Before I started my vacation in Uruguay, many locals gave me advice about where to visit. Although they all had their favorites, everyone mentioned Colonia del Sacramento, a UNESCO World Heritage site 180 km west of Montevideo.
I was well ready to leave Montevideo’s hectic traffic and slightly frayed edges for the Uruguayan countryside. For me, a vacation truly begins when I can match my natural life pace to the one I find more often in smaller towns and rural areas. I also hoped we’d find some slightly more Southern Hemisphere summer weather: the southerly wind that blew most of the time we were in Montevideo came straight from Antarctica and we broke out our jackets and long pants more often than we wanted to.
Colonia del Sacramento didn’t disappoint on any front. Warm, peaceful, and picturesque, I fell in love with it immediately. Wandering its cobbled streets, I was transported back to its 17th century Portuguese roots and the many ways its residents have worked to preserve their town’s heritage.

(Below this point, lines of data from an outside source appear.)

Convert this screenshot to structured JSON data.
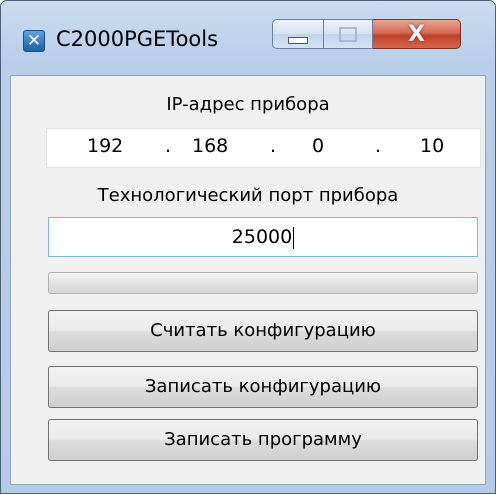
{
  "window": {
    "title": "C2000PGETools",
    "app_icon": "app-x-icon",
    "close_glyph": "x-icon"
  },
  "ip": {
    "label": "IP-адрес прибора",
    "octets": [
      "192",
      "168",
      "0",
      "10"
    ]
  },
  "port": {
    "label": "Технологический порт прибора",
    "value": "25000"
  },
  "progress": {
    "fraction": 0.0
  },
  "buttons": {
    "read_config": "Считать конфигурацию",
    "write_config": "Записать конфигурацию",
    "write_program": "Записать программу"
  },
  "colors": {
    "accent": "#7eb4ea",
    "close_red": "#c1402a"
  }
}
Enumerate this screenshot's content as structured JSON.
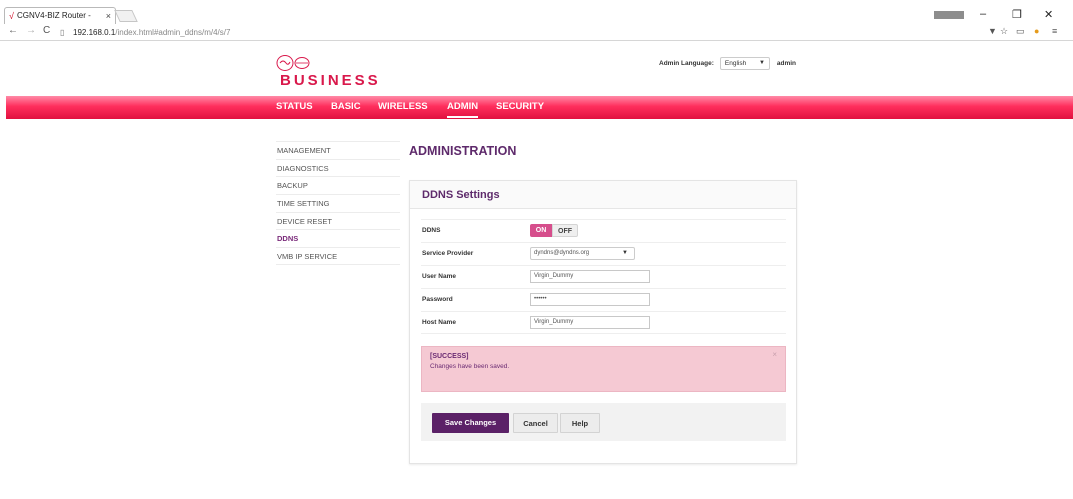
{
  "browser": {
    "tab_title": "CGNV4-BIZ Router -",
    "tab_close": "×",
    "window_user": "",
    "url_host": "192.168.0.1",
    "url_path": "/index.html#admin_ddns/m/4/s/7"
  },
  "header": {
    "brand": "BUSINESS",
    "language_label": "Admin Language:",
    "language_value": "English",
    "username": "admin"
  },
  "menu": {
    "items": [
      {
        "label": "STATUS"
      },
      {
        "label": "BASIC"
      },
      {
        "label": "WIRELESS"
      },
      {
        "label": "ADMIN"
      },
      {
        "label": "SECURITY"
      }
    ],
    "active": "ADMIN"
  },
  "sidebar": {
    "items": [
      {
        "label": "MANAGEMENT"
      },
      {
        "label": "DIAGNOSTICS"
      },
      {
        "label": "BACKUP"
      },
      {
        "label": "TIME SETTING"
      },
      {
        "label": "DEVICE RESET"
      },
      {
        "label": "DDNS"
      },
      {
        "label": "VMB IP SERVICE"
      }
    ],
    "active": "DDNS"
  },
  "main": {
    "title": "ADMINISTRATION",
    "panel_title": "DDNS Settings",
    "form": {
      "ddns_label": "DDNS",
      "ddns_on": "ON",
      "ddns_off": "OFF",
      "ddns_state": "ON",
      "provider_label": "Service Provider",
      "provider_value": "dyndns@dyndns.org",
      "username_label": "User Name",
      "username_value": "Virgin_Dummy",
      "password_label": "Password",
      "password_value": "••••••",
      "hostname_label": "Host Name",
      "hostname_value": "Virgin_Dummy"
    },
    "alert": {
      "title": "[SUCCESS]",
      "message": "Changes have been saved.",
      "close": "×"
    },
    "buttons": {
      "save": "Save Changes",
      "cancel": "Cancel",
      "help": "Help"
    }
  },
  "colors": {
    "brand_red": "#d9184b",
    "menu_bar": "#ff2e5c",
    "accent_purple": "#5e2a6b",
    "toggle_on": "#d64e8c",
    "alert_bg": "#f5c9d3"
  }
}
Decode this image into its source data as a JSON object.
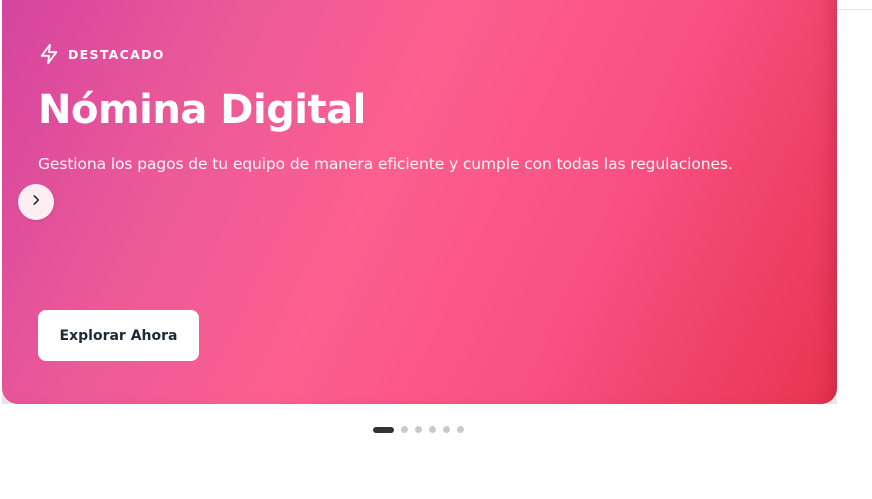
{
  "hero": {
    "badge_label": "DESTACADO",
    "badge_icon": "lightning-icon",
    "title": "Nómina Digital",
    "subtitle": "Gestiona los pagos de tu equipo de manera eficiente y cumple con todas las regulaciones.",
    "cta_label": "Explorar Ahora",
    "next_icon": "chevron-right-icon"
  },
  "pagination": {
    "total": 6,
    "active_index": 0
  },
  "colors": {
    "gradient_start": "#d4449f",
    "gradient_mid": "#fd5f8f",
    "gradient_end": "#e8344f",
    "cta_text": "#1f2937",
    "dot_active": "#333333",
    "dot_inactive": "#c9c9c9"
  }
}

But the best part of the stay came when we walked through the doors of Las Terrazas Posada, an elegant boutique guest house that became our serene home base. Run entirely by women, its hospitality, artistic design, and welcoming touches had me wishing we had booked more than one night. I enjoyed a quiet afternoon in their library, reading a coffee table book on Colonia while sun poured in from the lofty skylights, Karen Carpenter crooned softly from the next door games room, and one of the posada’s employees watered a tiny adjacent garden.
That evening, we wandered out for dinner, the day’s heat emanating from the cobblestones and the lanterns glowing amber at the street corners. Across the bay where the Buenos Aires skyline was just visible on the horizon, the sun became a blazing ball before dipping quietly into the ocean, and night settled into Colonia del Sacramento.